One such company is RuggedCom Inc. of Woodbridge, Ont., which services the electrical grid. It provides communications networking solutions – specifically Ethernet switches and network routers – designed for use in mission-critical networks operating in harsh environments with high levels of electro-magnetic interference. These switches and routers help automate aging grid systems.
RuggedCom’s network communications are also applied to devices in substations that include new smart-grid systems that improve efficiency by reducing electricity losses and controlling demand and supply. “The number one requirement for a smart grid is a communication infrastructure integrated with the power system infrastructure,” says Marzio Pozzuoli, the founder, president and chief executive officer of RuggedCom.
RuggedCom (TSX-RCM) was trading at $13.65 a share at the beginning of August. For the fiscal year ended March 31, 2008, the company’s net income was $4.86-million, up from $2.77-million in 2007, and $1.43-million in 2006.
The electricity market provides significant opportunities for RuggedCom’s growth, notes Toronto-based research analyst Carolina Vargas of Clarus Securities Inc.
Ms. Vargas notes that there are roughly 275,000 power stations worldwide that need to be automated, and this number is growing at the rate of about 3,500 stations every year.
RuggedCom’s sales are worldwide, with about half taking place outside North America, Mr. Pozzuoli says.
While alternative fuels are being developed, so too are technologies to burn existing fossil fuels more efficiently and thus reduce greenhouse gas emissions. Investors may also want to consider stocks in companies in this sector.
Westport Innovations Inc. of Vancouver, for one, is researching, developing and marketing high-performance engines and fuel systems that burn less polluting fuels such as compressed and liquefied natural gas and hydrogen. The company was recently ranked ninth among Corporate Knights’ listing of Canada’s Best 50 Corporate Citizens for 2008.
Westport’s share price (TSX-WPT) at the beginning of August was $13.04. It also recently issued a 3.5:1 share consolidation ahead of its announced intention to list on the NASDAQ.
Westport has lost money over the past three years – more than $10.3-million in the fiscal year ended March 31, 2008; nearly $11.3-million in 2007; and $16.86-million in 2006.
However, a joint venture with Cummins Inc. (Cummins Westport Inc.) that is developing, distributing and selling natural-gas engines for buses and medium-duty trucks, has been a moneymaker since fiscal 2005, says Philip Tulk, an analyst with Vancouver-based investment dealer PI Financial Corp.
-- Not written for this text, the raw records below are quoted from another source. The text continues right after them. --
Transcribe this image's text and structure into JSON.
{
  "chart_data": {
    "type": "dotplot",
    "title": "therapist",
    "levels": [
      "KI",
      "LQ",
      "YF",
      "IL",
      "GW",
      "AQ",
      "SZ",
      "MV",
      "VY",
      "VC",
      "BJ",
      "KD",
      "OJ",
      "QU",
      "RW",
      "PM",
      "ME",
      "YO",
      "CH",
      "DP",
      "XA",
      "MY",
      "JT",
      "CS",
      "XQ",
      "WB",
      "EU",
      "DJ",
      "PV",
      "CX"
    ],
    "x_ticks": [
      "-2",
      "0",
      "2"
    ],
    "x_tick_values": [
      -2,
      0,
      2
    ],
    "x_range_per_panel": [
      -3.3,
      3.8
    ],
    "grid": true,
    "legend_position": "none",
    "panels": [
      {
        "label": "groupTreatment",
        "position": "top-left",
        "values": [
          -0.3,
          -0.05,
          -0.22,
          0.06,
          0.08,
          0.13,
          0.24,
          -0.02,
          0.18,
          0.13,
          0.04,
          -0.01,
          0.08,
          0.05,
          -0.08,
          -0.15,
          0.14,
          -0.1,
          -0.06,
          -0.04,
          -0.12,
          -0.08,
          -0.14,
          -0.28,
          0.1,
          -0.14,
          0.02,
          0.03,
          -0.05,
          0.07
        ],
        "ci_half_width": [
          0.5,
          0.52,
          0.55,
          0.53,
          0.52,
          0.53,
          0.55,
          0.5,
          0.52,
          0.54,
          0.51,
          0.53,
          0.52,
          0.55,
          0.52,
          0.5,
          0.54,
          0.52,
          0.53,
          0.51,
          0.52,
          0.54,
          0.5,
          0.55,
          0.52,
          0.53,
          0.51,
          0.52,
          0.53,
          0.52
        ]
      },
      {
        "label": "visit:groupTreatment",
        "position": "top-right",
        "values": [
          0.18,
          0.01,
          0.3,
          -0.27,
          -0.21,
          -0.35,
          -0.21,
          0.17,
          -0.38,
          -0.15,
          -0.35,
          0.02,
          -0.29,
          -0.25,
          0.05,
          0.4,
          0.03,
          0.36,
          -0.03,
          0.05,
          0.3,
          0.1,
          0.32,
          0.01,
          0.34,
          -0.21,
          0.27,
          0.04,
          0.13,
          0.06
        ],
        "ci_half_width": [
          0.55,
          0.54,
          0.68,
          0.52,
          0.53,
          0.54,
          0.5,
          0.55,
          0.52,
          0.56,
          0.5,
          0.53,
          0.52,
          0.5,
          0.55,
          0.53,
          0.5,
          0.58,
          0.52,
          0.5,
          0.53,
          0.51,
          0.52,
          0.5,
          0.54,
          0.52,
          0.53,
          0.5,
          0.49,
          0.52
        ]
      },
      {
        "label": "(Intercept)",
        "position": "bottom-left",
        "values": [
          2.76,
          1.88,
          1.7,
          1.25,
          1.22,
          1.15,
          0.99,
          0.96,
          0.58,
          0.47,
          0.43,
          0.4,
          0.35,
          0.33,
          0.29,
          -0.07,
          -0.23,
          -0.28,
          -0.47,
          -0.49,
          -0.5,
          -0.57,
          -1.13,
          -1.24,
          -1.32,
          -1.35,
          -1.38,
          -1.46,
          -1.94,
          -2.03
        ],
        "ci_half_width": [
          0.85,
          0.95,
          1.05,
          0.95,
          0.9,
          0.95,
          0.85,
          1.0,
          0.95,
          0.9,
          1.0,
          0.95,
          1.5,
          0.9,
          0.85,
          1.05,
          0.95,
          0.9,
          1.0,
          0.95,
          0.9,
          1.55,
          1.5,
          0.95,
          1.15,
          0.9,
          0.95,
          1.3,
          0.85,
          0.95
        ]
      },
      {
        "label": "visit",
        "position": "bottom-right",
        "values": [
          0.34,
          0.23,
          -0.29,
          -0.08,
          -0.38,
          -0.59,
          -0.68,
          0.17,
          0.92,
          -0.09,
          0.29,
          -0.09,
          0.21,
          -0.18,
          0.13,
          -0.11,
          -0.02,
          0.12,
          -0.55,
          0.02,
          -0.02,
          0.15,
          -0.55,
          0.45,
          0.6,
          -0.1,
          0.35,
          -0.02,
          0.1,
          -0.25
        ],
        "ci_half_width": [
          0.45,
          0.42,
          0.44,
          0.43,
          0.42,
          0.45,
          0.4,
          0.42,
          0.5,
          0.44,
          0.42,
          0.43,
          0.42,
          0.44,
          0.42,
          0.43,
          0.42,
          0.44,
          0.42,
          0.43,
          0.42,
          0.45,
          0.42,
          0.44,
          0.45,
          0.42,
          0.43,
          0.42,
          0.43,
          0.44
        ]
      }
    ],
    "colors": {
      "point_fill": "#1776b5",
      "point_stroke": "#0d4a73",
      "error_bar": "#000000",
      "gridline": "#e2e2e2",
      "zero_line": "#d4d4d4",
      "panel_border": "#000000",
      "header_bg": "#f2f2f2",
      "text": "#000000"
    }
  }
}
Mr. Tulk calls Westport “a good stock” and expects the company as a whole to “turn the corner” to profitability by March, 2010.
There are “a lot of energy technology companies out there with strong concepts, but without necessarily good markets ready to take their products. Westport has strong end markets,” Mr. Tulk adds, citing its supply of LNG-fuelled trucks to venues in southern California as an example.
Myriad other companies and industries are also springing up in response to the demand for new eco-friendly products and services. For instance, as questions arise about the economic viability and ethical merits of corn-based ethanol as an alternative fuel source, researchers are seeking other sources of ethanol, such as cellulosic ethanol and ethanol produced from algae or switchgrass.
However, some experts believe the potential commercial benefits from such alternatives are still many years away; stock investors drawn to such companies need to remember that new ventures usually carry higher risks.